Осуждая то положение вещей, которое господствовало в Петербурге, Иванов ни на минуту не переставал сознавать себя русским. Даже ссоры его с соотечественниками не могли поколебать в нем этого сознания. Находясь в качестве пенсионера в прямой зависимости от пользовавшихся авторитетом у русского правительства художников-иностранцев и прибегая в случае нужды к их поддержке, он и сам призывает «прислушиваться к приговорам других наций, гораздо нас просвещеннейших». Однако по мере того как он замечает, что многие иностранцы занимают в России наиболее почетные места и вытесняют с них презираемых ими русских людей, в нем растет возмущение против этого унизительного положения.

Сталкиваясь в Риме с художниками различных стран и наций, Иванов особенно остро чувствовал потребность своим делом защитить добрую славу русского имени. «Заставить согласиться иностранцев, что русские живописцы не хуже их, — дело весьма мудреное, ибо все озлоблены на русских по случаю политики, — писал Иванов, намекая на события в Варшаве в 1830 году. — Все ищут пятен, рады всяким рассказам и унижают всякое в нас достоинство: следовательно, художественная вещь должна быть втрое лучше их произведений, чтобы только принудить их уравнять со своими». Свою собственную судьбу художника он отождествляет с судьбой всей русской художественной культуры и потому готов все силы отдать патриотическому делу. Своих соотечественников Иванов считал народом, исключительно щедро одаренным, в этом для него не было сомнений. Русским людям предстоит, по его мнению, поднять искусство, которое повсюду приходит в упадок. «В нашем холодном к изящному веке я нигде не встречаю столь много души и ума в художественных произведениях, — писал Иванов. — Не говоря о немцах, но сами итальянцы не могут сравняться с нами ни в рисовании, ни в сочинении, ни даже в красках. Они отцвели, находясь между превосходными творениями своих предшественников. Мы предшественников не имеем. Мы только что сами начали — и с успехом… Мне кажется, нам суждено ступить еще далее».

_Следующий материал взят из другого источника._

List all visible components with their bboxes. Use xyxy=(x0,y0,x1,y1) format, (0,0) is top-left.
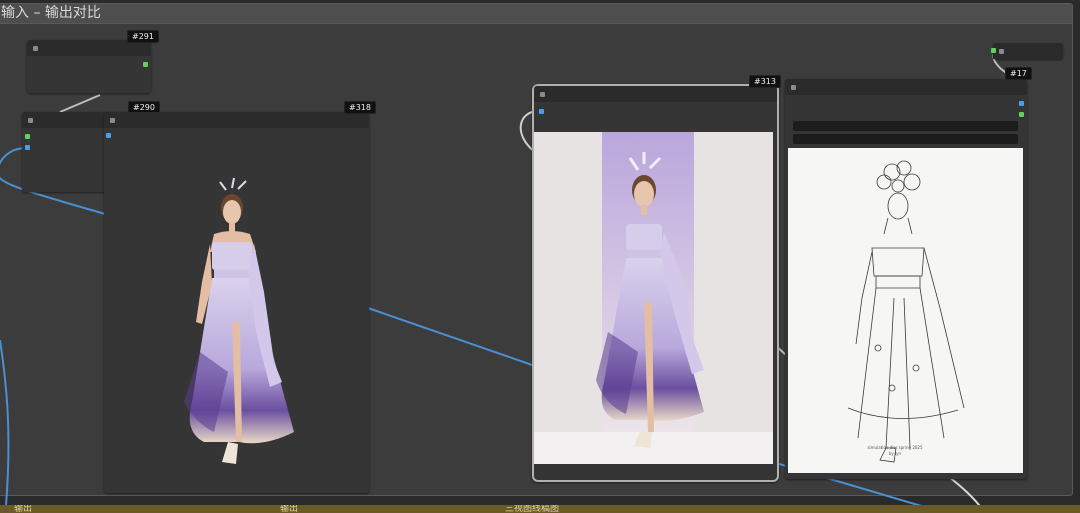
node-17[interactable]: simulation dior spring 2025 by lyn xyxy=(785,79,1027,479)
node-318[interactable] xyxy=(104,112,369,493)
input-port[interactable] xyxy=(106,133,111,138)
output-port[interactable] xyxy=(143,62,148,67)
collapse-icon[interactable] xyxy=(791,85,796,90)
node-17-badge: #17 xyxy=(1005,67,1032,80)
node-313-badge: #313 xyxy=(749,75,781,88)
collapse-icon[interactable] xyxy=(28,118,33,123)
collapse-icon[interactable] xyxy=(540,92,545,97)
model-figure-cutout xyxy=(184,177,294,464)
collapse-icon[interactable] xyxy=(110,118,115,123)
output-port[interactable] xyxy=(1019,112,1024,117)
node-318-badge: #318 xyxy=(344,101,376,114)
collapse-icon[interactable] xyxy=(999,49,1004,54)
bottom-group-strip[interactable]: 输出 输出 三视图线稿图 xyxy=(0,505,1080,513)
output-image xyxy=(534,132,773,464)
sketch-image: simulation dior spring 2025 by lyn xyxy=(788,148,1023,473)
node-canvas[interactable]: 输入 – 输出对比 #291 #290 #318 #313 simulation… xyxy=(0,0,1080,513)
node-313-header[interactable] xyxy=(534,86,777,102)
node-collapsed[interactable] xyxy=(991,43,1063,59)
widget-field[interactable] xyxy=(793,121,1018,131)
node-collapsed-header[interactable] xyxy=(993,43,1063,59)
widget-field[interactable] xyxy=(793,134,1018,144)
bottom-tab-1[interactable]: 输出 xyxy=(14,505,269,513)
group-title[interactable]: 输入 – 输出对比 xyxy=(0,4,1072,24)
model-photo xyxy=(534,132,773,464)
node-318-header[interactable] xyxy=(104,112,369,128)
sketch-caption-line1: simulation dior spring 2025 xyxy=(867,445,923,450)
input-port[interactable] xyxy=(25,134,30,139)
sketch-caption-line2: by lyn xyxy=(888,451,902,456)
bottom-tab-3[interactable]: 三视图线稿图 xyxy=(505,505,805,513)
node-291[interactable] xyxy=(27,40,151,93)
line-sketch xyxy=(847,160,965,463)
node-313[interactable] xyxy=(532,84,779,482)
input-port[interactable] xyxy=(25,145,30,150)
collapse-icon[interactable] xyxy=(33,46,38,51)
cutout-image xyxy=(144,172,344,492)
bottom-tab-2[interactable]: 输出 xyxy=(280,505,500,513)
output-port[interactable] xyxy=(991,48,996,53)
node-17-header[interactable] xyxy=(785,79,1027,95)
input-port[interactable] xyxy=(539,109,544,114)
output-port[interactable] xyxy=(1019,101,1024,106)
node-291-badge: #291 xyxy=(127,30,159,43)
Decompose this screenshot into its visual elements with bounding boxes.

В Риме Иванов постоянно имел перед глазами работы своих товарищей — людей того поколения, от которого в ближайшие годы зависела судьба русского искусства. Он хорошо понимал, что критика их произведений может выглядеть как злословие на соперников, но истина его настолько увлекает, что он не боится этого подозрения. Требовательный к самому себе, он не щадил и своих товарищей. Он видел, как создавалась картина Алексея Маркова «Фортуна и Нищий», это рядовое академическое произведение, и он с возмущением говорит об отсутствии мысли в ней и дает ей уничтожающую характеристику. «Дамская живопись!» — называет это произведение Иванов. И с каким презрением отзывается он позднее о вздорной затее Алексея Маркова писать в Риме на темы русской жизни, чтобы картиной «Сироты русские на могиле своей матери» «выплакать у начальства копейку».